Electrons follow these rules:

 The electrons in the first orbit, n = 1, can have two spins, but both ℓ and ml are 0. Thus the first orbit can hold only two electrons.

 The electrons in the second orbit, n = 2, can have two spins and two angular quantum numbers (ℓ equal to 0 or 1). Associated with ℓ = 0, only one ml value is possible, ml = 0. But for ℓ = 1, there are three possible values of ml: −1, 0, and +1. So, the total number of electrons in the second orbit is eight: that is, four ml times two spins each.

 You can do the calculations and prove that the third orbit can hold up to 18 electrons, and so on.

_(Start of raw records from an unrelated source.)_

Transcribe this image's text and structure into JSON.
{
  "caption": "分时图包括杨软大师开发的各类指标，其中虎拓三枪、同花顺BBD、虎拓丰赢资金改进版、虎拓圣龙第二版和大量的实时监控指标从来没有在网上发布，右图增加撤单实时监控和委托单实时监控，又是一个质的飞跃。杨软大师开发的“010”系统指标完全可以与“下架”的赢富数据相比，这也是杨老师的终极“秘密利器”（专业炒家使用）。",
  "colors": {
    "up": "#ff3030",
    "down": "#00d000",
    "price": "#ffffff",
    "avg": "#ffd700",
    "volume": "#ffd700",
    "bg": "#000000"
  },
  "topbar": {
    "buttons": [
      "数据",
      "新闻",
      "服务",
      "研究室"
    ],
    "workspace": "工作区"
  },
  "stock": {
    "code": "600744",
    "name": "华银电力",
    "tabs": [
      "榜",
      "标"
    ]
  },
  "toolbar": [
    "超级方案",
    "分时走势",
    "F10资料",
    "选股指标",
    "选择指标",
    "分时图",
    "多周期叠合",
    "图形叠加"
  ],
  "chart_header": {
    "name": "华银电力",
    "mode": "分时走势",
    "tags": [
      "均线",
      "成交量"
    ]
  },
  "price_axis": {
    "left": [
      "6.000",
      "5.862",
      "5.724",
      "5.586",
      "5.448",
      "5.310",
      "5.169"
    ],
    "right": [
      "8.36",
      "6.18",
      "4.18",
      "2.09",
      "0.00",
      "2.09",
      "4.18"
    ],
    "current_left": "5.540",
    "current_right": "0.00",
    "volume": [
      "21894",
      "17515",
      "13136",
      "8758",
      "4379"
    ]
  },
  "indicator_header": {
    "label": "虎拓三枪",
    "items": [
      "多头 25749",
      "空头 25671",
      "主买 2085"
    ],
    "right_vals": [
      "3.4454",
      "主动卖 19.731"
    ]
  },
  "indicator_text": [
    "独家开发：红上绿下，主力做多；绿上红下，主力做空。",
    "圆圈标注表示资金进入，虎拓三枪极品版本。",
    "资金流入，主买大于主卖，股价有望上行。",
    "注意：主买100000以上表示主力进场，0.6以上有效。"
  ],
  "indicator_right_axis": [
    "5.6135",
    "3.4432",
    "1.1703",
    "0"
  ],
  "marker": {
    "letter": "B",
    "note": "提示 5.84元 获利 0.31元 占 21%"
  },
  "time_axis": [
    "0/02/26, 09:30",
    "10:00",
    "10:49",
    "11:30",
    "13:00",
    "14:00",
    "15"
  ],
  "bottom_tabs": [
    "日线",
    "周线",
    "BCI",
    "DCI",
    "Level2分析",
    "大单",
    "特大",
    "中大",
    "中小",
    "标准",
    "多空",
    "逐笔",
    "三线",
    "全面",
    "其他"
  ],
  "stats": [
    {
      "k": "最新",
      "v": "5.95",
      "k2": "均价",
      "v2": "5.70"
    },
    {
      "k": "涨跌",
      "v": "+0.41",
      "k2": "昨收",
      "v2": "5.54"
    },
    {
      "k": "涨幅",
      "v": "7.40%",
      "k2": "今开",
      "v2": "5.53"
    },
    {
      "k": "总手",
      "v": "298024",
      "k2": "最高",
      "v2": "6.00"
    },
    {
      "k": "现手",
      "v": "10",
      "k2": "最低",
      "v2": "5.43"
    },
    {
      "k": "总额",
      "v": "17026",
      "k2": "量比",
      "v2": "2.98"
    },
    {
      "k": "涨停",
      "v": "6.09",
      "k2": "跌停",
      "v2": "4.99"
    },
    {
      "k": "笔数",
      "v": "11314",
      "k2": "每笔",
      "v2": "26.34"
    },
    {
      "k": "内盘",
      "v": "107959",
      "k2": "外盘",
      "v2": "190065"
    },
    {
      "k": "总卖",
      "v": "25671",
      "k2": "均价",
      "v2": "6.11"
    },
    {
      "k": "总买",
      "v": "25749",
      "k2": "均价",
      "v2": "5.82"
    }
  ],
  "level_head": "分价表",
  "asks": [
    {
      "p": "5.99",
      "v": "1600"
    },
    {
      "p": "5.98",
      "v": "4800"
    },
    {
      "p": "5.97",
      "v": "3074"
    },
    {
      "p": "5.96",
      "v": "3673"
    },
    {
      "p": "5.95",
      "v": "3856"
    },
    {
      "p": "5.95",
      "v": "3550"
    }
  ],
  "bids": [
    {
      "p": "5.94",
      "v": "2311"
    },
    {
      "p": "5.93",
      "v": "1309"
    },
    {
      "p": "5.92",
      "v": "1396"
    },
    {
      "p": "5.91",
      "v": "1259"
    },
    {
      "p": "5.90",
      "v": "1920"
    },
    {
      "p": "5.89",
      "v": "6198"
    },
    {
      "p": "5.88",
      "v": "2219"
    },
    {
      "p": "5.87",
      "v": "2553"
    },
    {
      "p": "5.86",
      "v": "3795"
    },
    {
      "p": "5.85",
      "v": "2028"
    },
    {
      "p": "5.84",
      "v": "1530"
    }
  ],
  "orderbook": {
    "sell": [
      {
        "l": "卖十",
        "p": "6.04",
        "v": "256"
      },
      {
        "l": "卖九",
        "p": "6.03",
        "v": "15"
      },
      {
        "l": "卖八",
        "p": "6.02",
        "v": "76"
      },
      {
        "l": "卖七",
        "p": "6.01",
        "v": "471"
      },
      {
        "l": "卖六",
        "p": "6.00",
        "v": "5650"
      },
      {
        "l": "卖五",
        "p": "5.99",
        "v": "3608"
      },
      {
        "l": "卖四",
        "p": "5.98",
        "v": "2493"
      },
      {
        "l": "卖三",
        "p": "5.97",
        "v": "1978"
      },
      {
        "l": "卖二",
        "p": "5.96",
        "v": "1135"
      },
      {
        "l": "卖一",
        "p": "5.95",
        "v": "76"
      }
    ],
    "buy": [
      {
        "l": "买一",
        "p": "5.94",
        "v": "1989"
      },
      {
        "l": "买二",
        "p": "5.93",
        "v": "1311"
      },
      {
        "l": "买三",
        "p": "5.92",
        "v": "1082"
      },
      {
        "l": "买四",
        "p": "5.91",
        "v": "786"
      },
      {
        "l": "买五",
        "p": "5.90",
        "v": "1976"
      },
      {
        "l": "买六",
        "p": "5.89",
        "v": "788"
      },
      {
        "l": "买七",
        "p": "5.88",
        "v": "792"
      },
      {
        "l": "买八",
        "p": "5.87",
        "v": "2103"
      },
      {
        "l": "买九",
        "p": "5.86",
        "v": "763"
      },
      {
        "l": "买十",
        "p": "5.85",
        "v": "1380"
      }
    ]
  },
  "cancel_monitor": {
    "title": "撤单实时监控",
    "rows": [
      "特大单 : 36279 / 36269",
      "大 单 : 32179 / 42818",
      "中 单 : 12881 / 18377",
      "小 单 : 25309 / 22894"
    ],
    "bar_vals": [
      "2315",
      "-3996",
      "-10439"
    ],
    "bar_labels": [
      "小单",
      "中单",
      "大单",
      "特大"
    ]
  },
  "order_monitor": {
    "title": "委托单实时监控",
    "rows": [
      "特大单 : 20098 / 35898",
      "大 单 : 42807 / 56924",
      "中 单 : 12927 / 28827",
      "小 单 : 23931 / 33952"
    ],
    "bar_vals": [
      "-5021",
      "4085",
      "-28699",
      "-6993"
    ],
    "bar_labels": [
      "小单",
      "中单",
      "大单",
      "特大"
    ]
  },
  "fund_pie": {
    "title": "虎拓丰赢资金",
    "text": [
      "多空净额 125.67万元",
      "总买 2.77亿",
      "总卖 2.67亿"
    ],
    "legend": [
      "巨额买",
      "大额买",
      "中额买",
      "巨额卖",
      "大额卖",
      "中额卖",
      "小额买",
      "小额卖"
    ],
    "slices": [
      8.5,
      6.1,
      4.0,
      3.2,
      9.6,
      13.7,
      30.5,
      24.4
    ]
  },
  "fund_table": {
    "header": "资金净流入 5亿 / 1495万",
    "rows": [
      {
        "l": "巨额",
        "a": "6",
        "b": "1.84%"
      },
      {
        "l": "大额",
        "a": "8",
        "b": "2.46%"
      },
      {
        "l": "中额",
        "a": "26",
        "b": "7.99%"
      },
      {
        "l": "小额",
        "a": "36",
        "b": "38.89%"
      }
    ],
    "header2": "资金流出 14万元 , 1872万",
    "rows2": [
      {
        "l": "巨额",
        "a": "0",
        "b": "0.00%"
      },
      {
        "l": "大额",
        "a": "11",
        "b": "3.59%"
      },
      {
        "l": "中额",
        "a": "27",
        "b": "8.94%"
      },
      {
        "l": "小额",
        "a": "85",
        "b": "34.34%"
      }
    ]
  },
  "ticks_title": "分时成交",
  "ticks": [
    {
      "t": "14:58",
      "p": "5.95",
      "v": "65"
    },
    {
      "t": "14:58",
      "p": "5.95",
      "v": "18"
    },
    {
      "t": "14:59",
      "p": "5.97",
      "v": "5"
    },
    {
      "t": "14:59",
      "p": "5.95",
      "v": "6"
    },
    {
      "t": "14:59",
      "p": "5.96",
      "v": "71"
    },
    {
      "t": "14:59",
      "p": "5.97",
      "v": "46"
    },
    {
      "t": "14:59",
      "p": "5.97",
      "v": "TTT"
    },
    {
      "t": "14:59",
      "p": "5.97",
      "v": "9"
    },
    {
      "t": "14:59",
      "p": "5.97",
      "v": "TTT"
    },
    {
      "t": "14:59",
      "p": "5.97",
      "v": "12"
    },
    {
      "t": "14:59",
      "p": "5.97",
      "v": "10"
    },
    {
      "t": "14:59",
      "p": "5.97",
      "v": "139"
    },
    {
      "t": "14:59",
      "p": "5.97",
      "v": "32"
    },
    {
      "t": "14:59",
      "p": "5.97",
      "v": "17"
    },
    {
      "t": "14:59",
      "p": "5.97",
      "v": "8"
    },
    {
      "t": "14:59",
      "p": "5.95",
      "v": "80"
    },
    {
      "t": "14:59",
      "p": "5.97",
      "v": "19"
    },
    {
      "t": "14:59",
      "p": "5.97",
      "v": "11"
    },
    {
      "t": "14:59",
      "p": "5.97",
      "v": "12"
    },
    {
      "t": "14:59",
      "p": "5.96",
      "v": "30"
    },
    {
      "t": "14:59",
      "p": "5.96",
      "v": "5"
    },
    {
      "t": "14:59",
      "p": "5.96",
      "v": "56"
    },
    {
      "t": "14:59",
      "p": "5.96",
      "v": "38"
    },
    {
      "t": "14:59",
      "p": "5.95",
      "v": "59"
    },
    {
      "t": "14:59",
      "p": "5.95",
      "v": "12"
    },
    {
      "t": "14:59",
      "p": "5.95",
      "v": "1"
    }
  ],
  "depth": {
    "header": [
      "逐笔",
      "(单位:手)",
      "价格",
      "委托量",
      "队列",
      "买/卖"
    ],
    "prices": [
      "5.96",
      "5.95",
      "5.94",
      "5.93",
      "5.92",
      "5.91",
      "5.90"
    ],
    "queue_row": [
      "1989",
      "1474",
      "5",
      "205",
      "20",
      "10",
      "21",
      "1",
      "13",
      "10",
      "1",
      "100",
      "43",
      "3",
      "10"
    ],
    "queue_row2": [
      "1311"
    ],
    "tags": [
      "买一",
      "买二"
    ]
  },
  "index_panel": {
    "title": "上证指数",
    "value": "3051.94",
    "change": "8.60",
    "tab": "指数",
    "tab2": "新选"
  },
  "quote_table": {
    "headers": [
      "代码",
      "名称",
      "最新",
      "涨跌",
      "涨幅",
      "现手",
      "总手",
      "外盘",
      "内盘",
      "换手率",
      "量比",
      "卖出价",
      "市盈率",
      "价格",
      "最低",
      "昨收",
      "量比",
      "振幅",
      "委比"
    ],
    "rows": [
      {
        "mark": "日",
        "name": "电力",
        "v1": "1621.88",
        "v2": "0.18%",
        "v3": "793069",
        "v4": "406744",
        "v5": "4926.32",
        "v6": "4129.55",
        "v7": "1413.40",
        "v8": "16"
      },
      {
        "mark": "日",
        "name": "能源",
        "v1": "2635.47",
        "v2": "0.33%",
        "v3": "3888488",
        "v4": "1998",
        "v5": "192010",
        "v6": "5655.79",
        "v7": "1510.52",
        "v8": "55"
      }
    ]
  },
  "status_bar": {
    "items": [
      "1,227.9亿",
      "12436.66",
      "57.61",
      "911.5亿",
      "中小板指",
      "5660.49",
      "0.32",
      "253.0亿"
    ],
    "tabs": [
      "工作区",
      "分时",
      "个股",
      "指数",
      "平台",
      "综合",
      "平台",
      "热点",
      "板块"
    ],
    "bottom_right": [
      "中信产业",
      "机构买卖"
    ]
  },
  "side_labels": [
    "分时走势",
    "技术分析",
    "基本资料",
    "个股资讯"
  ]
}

Figure 1.16 shows one way of visualizing these levels, including the relative energy of the orbits of the Bohr atom and the order in which the orbits are filled. At 0 K absolute temperature, the electrons first fill up the 1s band (two electrons), the next two electrons reside in the 2s band, and the next six are in the 2p band, etc., climbing up the energy level stairs. Note that level 4s fills up before 3d. (By the way, the letters mean s for sharp, p for principle, d for diffuse, and f for fundamental.)

Another point you may wonder about is why we write the 3d level at higher energy than the 4s level. There is quite a debate about explaining this. It has to do with the attraction and repulsion of electrons and protons, and I will leave it at that.

Figure 1.16 Subshell electron capacity. Notice that the number of sites in each level increases as the energy level, n, increases. Also notice that the 3d level has lower energy than the 4s level.